Observe that if $M \in M(C_ k)$ and $N \in M(C_ m)$, then since $C_{k + m} \cong C_ k \mathbin {\hat\otimes }C_ m$, we can view $M \mathbin {\hat\otimes }N$ as an $C_{k + m}$ module. Then this turns $M_* = M(C_*)$ into a ring, and since the image of $i_*: M_* \to M_*$ is an ideal ($M \cdot i^* N = i^* (M \cdot N)$), this implies $A_*$ is a ring as well.
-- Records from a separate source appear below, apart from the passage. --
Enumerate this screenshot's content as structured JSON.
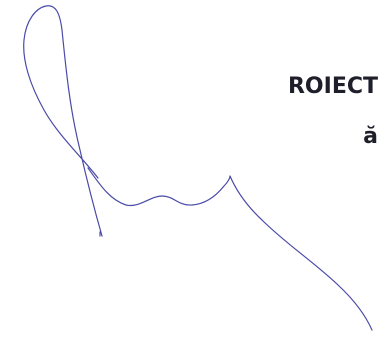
{
  "document": {
    "heading_line_1": "ROIECT",
    "heading_line_2": "ă"
  },
  "signature": {
    "ink_color": "#4a4aa8"
  }
}
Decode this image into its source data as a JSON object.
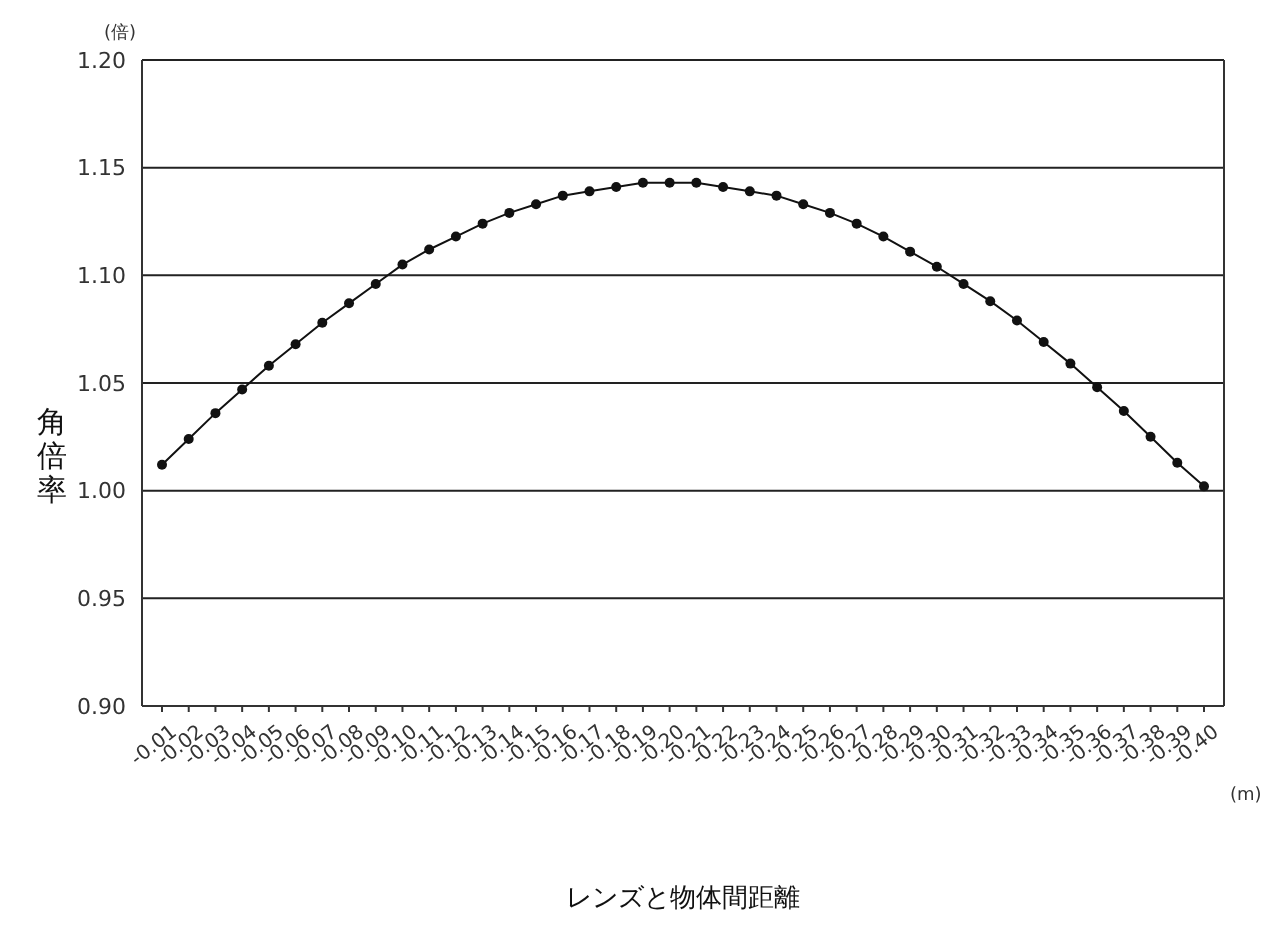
{
  "chart_data": {
    "type": "line",
    "xlabel": "レンズと物体間距離",
    "ylabel": "角倍率",
    "categories": [
      "-0.01",
      "-0.02",
      "-0.03",
      "-0.04",
      "-0.05",
      "-0.06",
      "-0.07",
      "-0.08",
      "-0.09",
      "-0.10",
      "-0.11",
      "-0.12",
      "-0.13",
      "-0.14",
      "-0.15",
      "-0.16",
      "-0.17",
      "-0.18",
      "-0.19",
      "-0.20",
      "-0.21",
      "-0.22",
      "-0.23",
      "-0.24",
      "-0.25",
      "-0.26",
      "-0.27",
      "-0.28",
      "-0.29",
      "-0.30",
      "-0.31",
      "-0.32",
      "-0.33",
      "-0.34",
      "-0.35",
      "-0.36",
      "-0.37",
      "-0.38",
      "-0.39",
      "-0.40"
    ],
    "series": [
      {
        "color": "#111111",
        "values": [
          1.012,
          1.024,
          1.036,
          1.047,
          1.058,
          1.068,
          1.078,
          1.087,
          1.096,
          1.105,
          1.112,
          1.118,
          1.124,
          1.129,
          1.133,
          1.137,
          1.139,
          1.141,
          1.143,
          1.143,
          1.143,
          1.141,
          1.139,
          1.137,
          1.133,
          1.129,
          1.124,
          1.118,
          1.111,
          1.104,
          1.096,
          1.088,
          1.079,
          1.069,
          1.059,
          1.048,
          1.037,
          1.025,
          1.013,
          1.002
        ]
      }
    ],
    "ylim": [
      0.9,
      1.2
    ],
    "yticks": [
      {
        "value": 0.9,
        "label": "0.90"
      },
      1.05,
      {
        "value": 1.0,
        "label": "1.00"
      },
      0.95,
      {
        "value": 1.1,
        "label": "1.10"
      },
      1.15,
      {
        "value": 1.2,
        "label": "1.20"
      }
    ],
    "grid": "y",
    "marker": "circle",
    "line_style": "solid",
    "annotations": [
      "(倍)",
      "(m)"
    ]
  }
}
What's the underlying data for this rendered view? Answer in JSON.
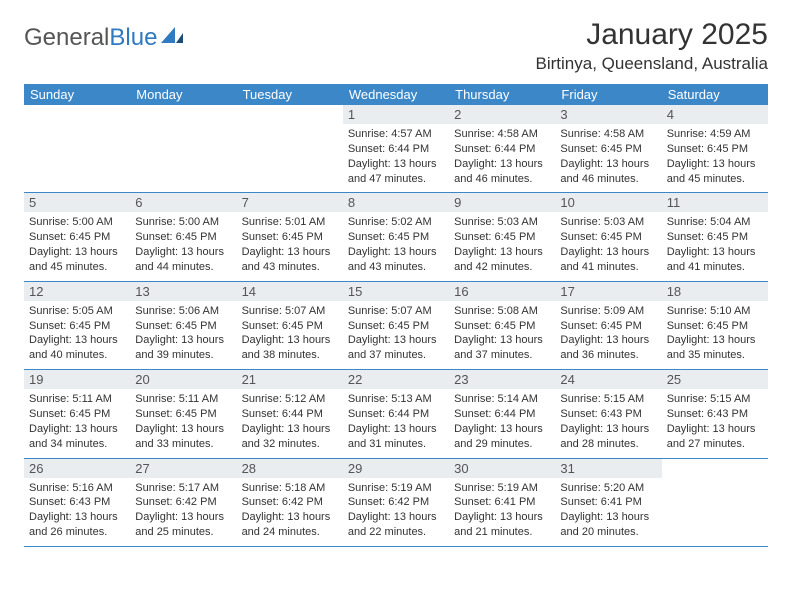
{
  "logo": {
    "word1": "General",
    "word2": "Blue"
  },
  "title": "January 2025",
  "location": "Birtinya, Queensland, Australia",
  "colors": {
    "header_bar": "#3b87c8",
    "daynum_bg": "#e9edf0",
    "text": "#333333",
    "logo_gray": "#555555",
    "logo_blue": "#2f7ac0"
  },
  "day_names": [
    "Sunday",
    "Monday",
    "Tuesday",
    "Wednesday",
    "Thursday",
    "Friday",
    "Saturday"
  ],
  "weeks": [
    [
      {
        "n": "",
        "sr": "",
        "ss": "",
        "dl1": "",
        "dl2": ""
      },
      {
        "n": "",
        "sr": "",
        "ss": "",
        "dl1": "",
        "dl2": ""
      },
      {
        "n": "",
        "sr": "",
        "ss": "",
        "dl1": "",
        "dl2": ""
      },
      {
        "n": "1",
        "sr": "Sunrise: 4:57 AM",
        "ss": "Sunset: 6:44 PM",
        "dl1": "Daylight: 13 hours",
        "dl2": "and 47 minutes."
      },
      {
        "n": "2",
        "sr": "Sunrise: 4:58 AM",
        "ss": "Sunset: 6:44 PM",
        "dl1": "Daylight: 13 hours",
        "dl2": "and 46 minutes."
      },
      {
        "n": "3",
        "sr": "Sunrise: 4:58 AM",
        "ss": "Sunset: 6:45 PM",
        "dl1": "Daylight: 13 hours",
        "dl2": "and 46 minutes."
      },
      {
        "n": "4",
        "sr": "Sunrise: 4:59 AM",
        "ss": "Sunset: 6:45 PM",
        "dl1": "Daylight: 13 hours",
        "dl2": "and 45 minutes."
      }
    ],
    [
      {
        "n": "5",
        "sr": "Sunrise: 5:00 AM",
        "ss": "Sunset: 6:45 PM",
        "dl1": "Daylight: 13 hours",
        "dl2": "and 45 minutes."
      },
      {
        "n": "6",
        "sr": "Sunrise: 5:00 AM",
        "ss": "Sunset: 6:45 PM",
        "dl1": "Daylight: 13 hours",
        "dl2": "and 44 minutes."
      },
      {
        "n": "7",
        "sr": "Sunrise: 5:01 AM",
        "ss": "Sunset: 6:45 PM",
        "dl1": "Daylight: 13 hours",
        "dl2": "and 43 minutes."
      },
      {
        "n": "8",
        "sr": "Sunrise: 5:02 AM",
        "ss": "Sunset: 6:45 PM",
        "dl1": "Daylight: 13 hours",
        "dl2": "and 43 minutes."
      },
      {
        "n": "9",
        "sr": "Sunrise: 5:03 AM",
        "ss": "Sunset: 6:45 PM",
        "dl1": "Daylight: 13 hours",
        "dl2": "and 42 minutes."
      },
      {
        "n": "10",
        "sr": "Sunrise: 5:03 AM",
        "ss": "Sunset: 6:45 PM",
        "dl1": "Daylight: 13 hours",
        "dl2": "and 41 minutes."
      },
      {
        "n": "11",
        "sr": "Sunrise: 5:04 AM",
        "ss": "Sunset: 6:45 PM",
        "dl1": "Daylight: 13 hours",
        "dl2": "and 41 minutes."
      }
    ],
    [
      {
        "n": "12",
        "sr": "Sunrise: 5:05 AM",
        "ss": "Sunset: 6:45 PM",
        "dl1": "Daylight: 13 hours",
        "dl2": "and 40 minutes."
      },
      {
        "n": "13",
        "sr": "Sunrise: 5:06 AM",
        "ss": "Sunset: 6:45 PM",
        "dl1": "Daylight: 13 hours",
        "dl2": "and 39 minutes."
      },
      {
        "n": "14",
        "sr": "Sunrise: 5:07 AM",
        "ss": "Sunset: 6:45 PM",
        "dl1": "Daylight: 13 hours",
        "dl2": "and 38 minutes."
      },
      {
        "n": "15",
        "sr": "Sunrise: 5:07 AM",
        "ss": "Sunset: 6:45 PM",
        "dl1": "Daylight: 13 hours",
        "dl2": "and 37 minutes."
      },
      {
        "n": "16",
        "sr": "Sunrise: 5:08 AM",
        "ss": "Sunset: 6:45 PM",
        "dl1": "Daylight: 13 hours",
        "dl2": "and 37 minutes."
      },
      {
        "n": "17",
        "sr": "Sunrise: 5:09 AM",
        "ss": "Sunset: 6:45 PM",
        "dl1": "Daylight: 13 hours",
        "dl2": "and 36 minutes."
      },
      {
        "n": "18",
        "sr": "Sunrise: 5:10 AM",
        "ss": "Sunset: 6:45 PM",
        "dl1": "Daylight: 13 hours",
        "dl2": "and 35 minutes."
      }
    ],
    [
      {
        "n": "19",
        "sr": "Sunrise: 5:11 AM",
        "ss": "Sunset: 6:45 PM",
        "dl1": "Daylight: 13 hours",
        "dl2": "and 34 minutes."
      },
      {
        "n": "20",
        "sr": "Sunrise: 5:11 AM",
        "ss": "Sunset: 6:45 PM",
        "dl1": "Daylight: 13 hours",
        "dl2": "and 33 minutes."
      },
      {
        "n": "21",
        "sr": "Sunrise: 5:12 AM",
        "ss": "Sunset: 6:44 PM",
        "dl1": "Daylight: 13 hours",
        "dl2": "and 32 minutes."
      },
      {
        "n": "22",
        "sr": "Sunrise: 5:13 AM",
        "ss": "Sunset: 6:44 PM",
        "dl1": "Daylight: 13 hours",
        "dl2": "and 31 minutes."
      },
      {
        "n": "23",
        "sr": "Sunrise: 5:14 AM",
        "ss": "Sunset: 6:44 PM",
        "dl1": "Daylight: 13 hours",
        "dl2": "and 29 minutes."
      },
      {
        "n": "24",
        "sr": "Sunrise: 5:15 AM",
        "ss": "Sunset: 6:43 PM",
        "dl1": "Daylight: 13 hours",
        "dl2": "and 28 minutes."
      },
      {
        "n": "25",
        "sr": "Sunrise: 5:15 AM",
        "ss": "Sunset: 6:43 PM",
        "dl1": "Daylight: 13 hours",
        "dl2": "and 27 minutes."
      }
    ],
    [
      {
        "n": "26",
        "sr": "Sunrise: 5:16 AM",
        "ss": "Sunset: 6:43 PM",
        "dl1": "Daylight: 13 hours",
        "dl2": "and 26 minutes."
      },
      {
        "n": "27",
        "sr": "Sunrise: 5:17 AM",
        "ss": "Sunset: 6:42 PM",
        "dl1": "Daylight: 13 hours",
        "dl2": "and 25 minutes."
      },
      {
        "n": "28",
        "sr": "Sunrise: 5:18 AM",
        "ss": "Sunset: 6:42 PM",
        "dl1": "Daylight: 13 hours",
        "dl2": "and 24 minutes."
      },
      {
        "n": "29",
        "sr": "Sunrise: 5:19 AM",
        "ss": "Sunset: 6:42 PM",
        "dl1": "Daylight: 13 hours",
        "dl2": "and 22 minutes."
      },
      {
        "n": "30",
        "sr": "Sunrise: 5:19 AM",
        "ss": "Sunset: 6:41 PM",
        "dl1": "Daylight: 13 hours",
        "dl2": "and 21 minutes."
      },
      {
        "n": "31",
        "sr": "Sunrise: 5:20 AM",
        "ss": "Sunset: 6:41 PM",
        "dl1": "Daylight: 13 hours",
        "dl2": "and 20 minutes."
      },
      {
        "n": "",
        "sr": "",
        "ss": "",
        "dl1": "",
        "dl2": ""
      }
    ]
  ]
}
Theorem (Bott Periodicity)

Let $\lambda$ be the irreducible module of $C_8$. Then multiplication by $\lambda$ induces an isomorphism $M(C_ k) \to M(C_{k + 8})$, hence an isomorphism $A_ k \cong A_{k + 8}$.

Proof
This is trivial except in the case $k = 4n$, by dimension counting. If $M(C_{4n})$ is generated by the irreps $x, y$, then $\lambda \cdot x$ is one of the irreps in $M(C_{4n + 8})$, and then $\lambda \cdot y = \lambda \cdot x^* = (\lambda \cdot x)^*$ is the other irrep.

This is interesting, since we observe that we have $A_ k \cong KO^{-k}(*)$, and after a bit of checking, this is in fact an isomorphism of rings! Of course, it would be terrible to just observe that we know what both sides are, and that they are the same. We should prove that they are the same without knowledge of $KO^{-k}(*)$, and this would give us both Bott periodicity, as well as explicit computations of $KO^{-k}(*)$.